The fire that Roopa's death will begin. This sequence begins with the mourning - Sagar especially mourns the loss of his beloved - which gradually culminates in the funeral fire, and arouses the people into militant action.
She gave her life, in boycotting the hospital. The metaphor of the flame continues. An old flame dies, a new one will be born. The second of the three militant IPTA-type songs in the film: Ek Purani Jyot Bujhi Hai, Ek Nirali Jyot Jagi Hai.
Maya is distraught but Mr. Sarkar stands firm.
Balaraj now rises to nationalist leadership: wearing his cap, standing next to a flame and in front of a map of India, he addresses the people. The mass boycott of the hospital is agreed to by all.
The film's trickiest ethical problem: the boycott of the hospital is now complete. At no point are the hospital staff shown as doing anything but their duty: the treatment is always commended - the reference to a curiously Gandhian anti-modernity politics asking people to boycott the hospital and to die is maintained, as in the patient who tells the nurse. Roopa has taught us how to die, but that is perhaps beyond your understanding'.
Coffee House gossip: the people from the Lower Depths have arisen, the boycott of the hospital is complete. The direct vilification of the Sarkar family now begins.
Maya's social boycott is intercut with Sarkar's meeting with the peple of the Municipality. The Coffee House people confront her. Sarkar meanwhile only grows in his magnificent evil: the people on the Board are reminded that they were nobodies, that he is solely responsible for whatever they had.

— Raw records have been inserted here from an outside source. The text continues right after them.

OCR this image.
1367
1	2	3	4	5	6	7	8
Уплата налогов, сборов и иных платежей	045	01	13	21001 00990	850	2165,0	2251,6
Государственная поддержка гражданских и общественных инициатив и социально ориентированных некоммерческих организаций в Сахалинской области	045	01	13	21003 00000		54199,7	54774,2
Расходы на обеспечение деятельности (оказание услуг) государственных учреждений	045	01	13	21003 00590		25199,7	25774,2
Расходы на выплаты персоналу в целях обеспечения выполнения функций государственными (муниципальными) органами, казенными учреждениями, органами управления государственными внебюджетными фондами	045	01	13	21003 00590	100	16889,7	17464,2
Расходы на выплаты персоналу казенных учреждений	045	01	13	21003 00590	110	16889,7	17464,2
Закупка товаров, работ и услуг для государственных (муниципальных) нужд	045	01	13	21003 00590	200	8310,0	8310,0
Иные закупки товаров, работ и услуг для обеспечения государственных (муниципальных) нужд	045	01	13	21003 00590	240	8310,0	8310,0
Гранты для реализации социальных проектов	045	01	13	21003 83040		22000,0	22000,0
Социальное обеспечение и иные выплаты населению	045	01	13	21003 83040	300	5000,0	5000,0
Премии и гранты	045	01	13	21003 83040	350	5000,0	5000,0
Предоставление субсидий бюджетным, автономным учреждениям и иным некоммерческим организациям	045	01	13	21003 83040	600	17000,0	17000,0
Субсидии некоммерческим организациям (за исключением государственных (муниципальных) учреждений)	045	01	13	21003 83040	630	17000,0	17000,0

The film's most direct reference to its expressionist legacy (by one theorist, direct reference to Metropolis. The solitude of both Maya and her father are shown mostly without dialogue. The curious statue - a mix of Rodin and some primitive object - completes the reference. Mr. Sarkar's resolve - 'I will finish Bajaraj' - is doubly strengthened, as is Maya's ambivalence. One crucial reference here is to Mr. Sarkar's financial debts: to the fact that he would be financially ruined if he budged.
Third of the three militant IPTA-type marching songs in the film: Hum jhukenge, ji nahin, intercut with Mr. Sarkar's growing solitude.
Maya and Balaraj - she makes a last effort to seduce him with memories of their past, in College. She agrees with their politics, but wants Balaraj to understand her father's condition. He 'remembers nothing': he is now a fully political animal. Maya, unable to get Balaraj to come round, returns and on the way falls into the filthy gutter.
The climactic Municipality meeting. Efforts to fix the meeting and the vote are finally ruined by a mud-stained Maya making her final speech, which swings the vote the way of the people. Maya also declares publicly her desire to marry Balaraj.
Sarkar's death: the expressionist symbols, amid closed high-ceilinged interiors, intercut with the union of Maya and Balaraj and the triumph of the people.